Чжао презрительно хмыкнул и проворчал про себя:
— Смешно! Противно! Гнусно!
— Это ты мне говоришь или ворчишь на Фань? А она тоже чудачка, дает тебе книги с такими надписями!
— You baby![135] — воскликнул Чжао, как заправский американский студент. — Неужели тебе непонятна ее тактика? Но дело не в ней, это все интриги госпожи Ван. Как говорится, лучше всех развяжет веревку тот, кто ее завязывал. Завтра же поговорю с ней. Хочешь, пойдем вместе?
— Ну уж нет. Я к госпоже Ван идти не хочу, да и тебе советую бывать у нее пореже — она на тебя, кажется, произвела впечатление. В этой глуши, где у нас нет никаких развлечений, надо избегать сильных эмоций.
Чжао покраснел:
— Не мели чепухи. Это ты, наверное, находишься под впечатлением.
Чувствуя, что вот-вот выдаст себя, Фан пробормотал:
— Ладно, иди, иди. Только как быть с пьесами — вернешь их через госпожу Ван?
— Нет, возвращать в тот же день неловко. Завтра она будет ждать моего ответного визита, но я подожду до послезавтра и отправлю книги с рассыльным.
«Похожая ситуация уже была полчаса назад», — подумал Фан. Он достал лист бумаги, завернул в нее книги и с серьезным видом передал приятелю:
— Для тебя мне не жалко дефицитной бумаги. Отдай пакет рассыльному и попроси его быть внимательнее, ведь на книгах автографы знаменитых людей.

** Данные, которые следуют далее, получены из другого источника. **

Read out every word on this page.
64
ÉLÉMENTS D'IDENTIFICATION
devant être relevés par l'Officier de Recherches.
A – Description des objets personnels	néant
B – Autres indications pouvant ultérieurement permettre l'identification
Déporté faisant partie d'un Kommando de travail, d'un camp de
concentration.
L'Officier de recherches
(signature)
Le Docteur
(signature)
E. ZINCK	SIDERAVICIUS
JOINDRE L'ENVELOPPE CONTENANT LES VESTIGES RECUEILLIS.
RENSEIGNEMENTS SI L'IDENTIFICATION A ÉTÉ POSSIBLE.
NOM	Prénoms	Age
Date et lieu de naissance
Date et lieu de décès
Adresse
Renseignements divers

— Знаменитых? Эти литераторы сами себя, конечно, считают знаменитостями. Они даже подписываются разными псевдонимами, боясь, что одно имя не выдержит бремени такой славы. Слушай, может быть, сходим поужинать, а то я устал, хотя ничего не делал!
— Сегодня мне положено ужинать со студентами. Но это не важно, ты иди заказывать ужин, а я немножко посижу с ними и сбегу.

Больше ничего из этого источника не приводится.